Perhaps, Quebec was the last fortified city north of Mexico, but it welcomes visitors with open arms. Visit the Citadel, where you will be able to watch the ceremony, Canadian military forces. As for food, you can spend the afternoon over tea at the Chateau Frontenac, or follow the lead of the locals and taste the French fries with cheese and hot sauce.

City in S Quebec province, on the N bank of the St. Lawrence River where it is joined by the St. Charles River. Its name may be derived from an Algonquin word meaning narrows. The first European here, the French explorer Jacques Cartier, who spent the winter of 1535–36 in the area, found the Indian village of Stadacona on the site. Quebec, itself, the first permanent settlement in Canada, was established in 1608 as a trading post by another French explorer, Samuel Sieur de Champlain. In 1663 it officially became a city and the capital of New France.

The English captured Quebec in 1629, but it was returned to France in 1632. It withstood English sieges in 1690 and 1711, but on September 19, 1759, during the French and Indian War, the city surrendered to the British for the last time, after the Battle of the Plains of Abraham five days earlier. In 1763 all of French Canada, including Quebec, was ceded to Great Britain. During the American Revolution an American army failed in an attempt to take the city in 1775–76.

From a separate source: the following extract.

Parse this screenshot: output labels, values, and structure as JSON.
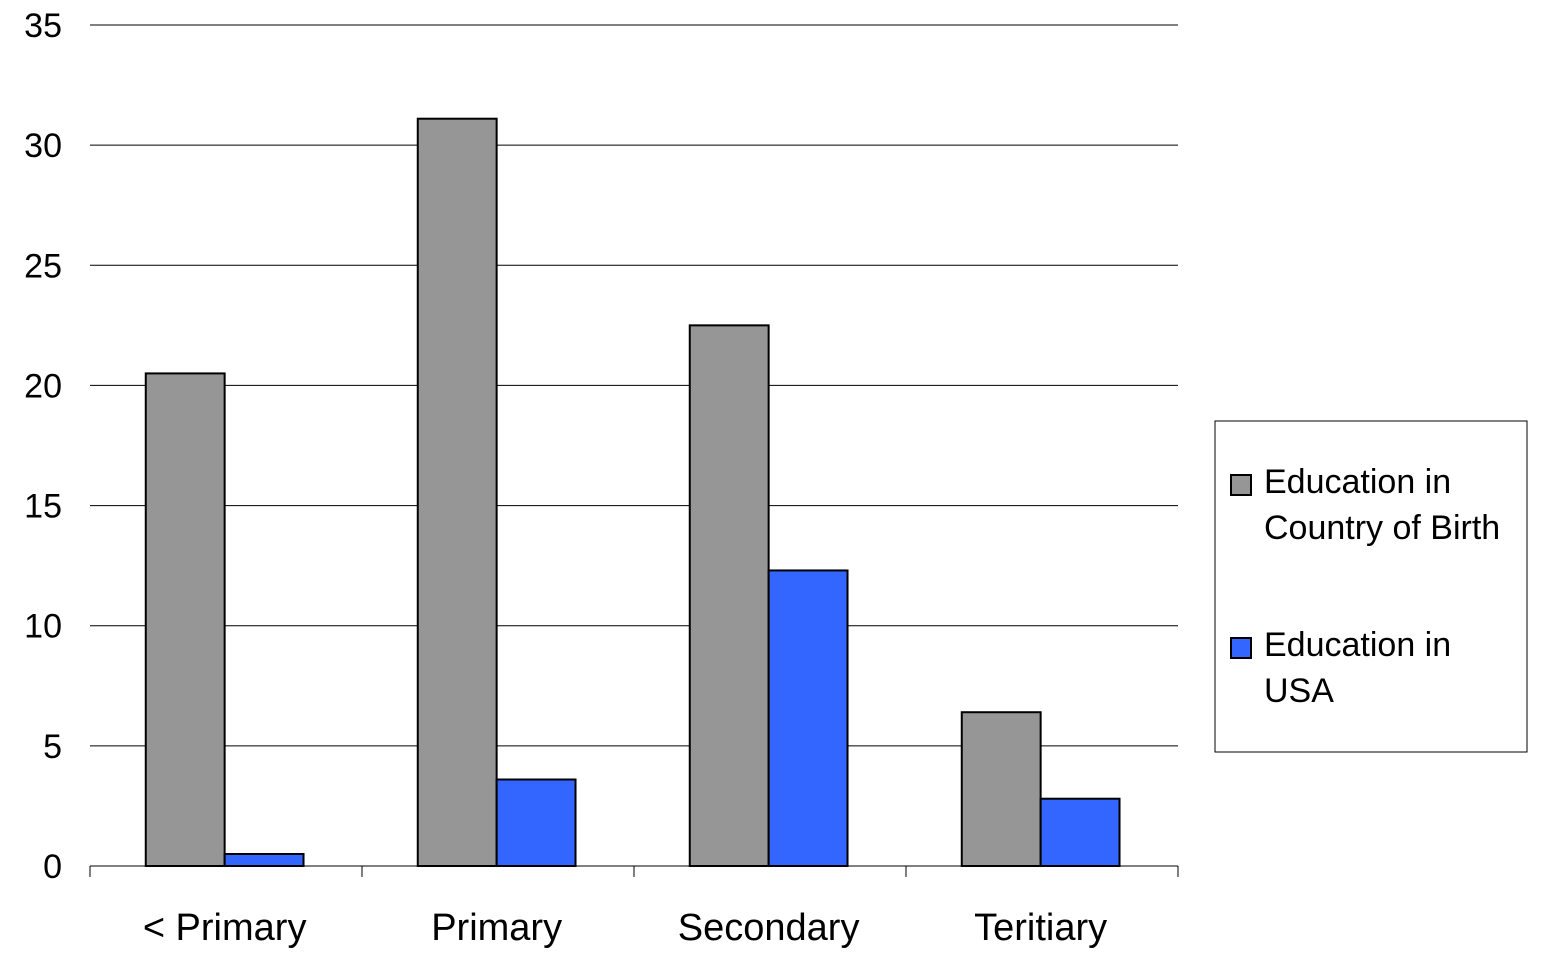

Quebec was the capital of Lower Canada from 1791 to 1841, and of the Province of Canada from 1851 to 1855 and again from 1859 to 1865. It has been the capital of the Province of Quebec since 1867. In October 1864 the second of two conferences resulting in the confederation that became the present Dominion of Canada was held here. During World War II, in August 1943 and September 1944, meetings to plan Allied strategy were held here between President Franklin D. Roosevelt of the United States and Prime Minister Winston Churchill of Great Britain, together with other leading military and civilian figures.

Old fortifications and buildings from the colonial era make Quebec a picturesque city, popular with tourists. The old fort, La Citadelle, has been restored as it was between 1820 and 1832. The population is overwhelmingly of French descent and is Frenchspeaking.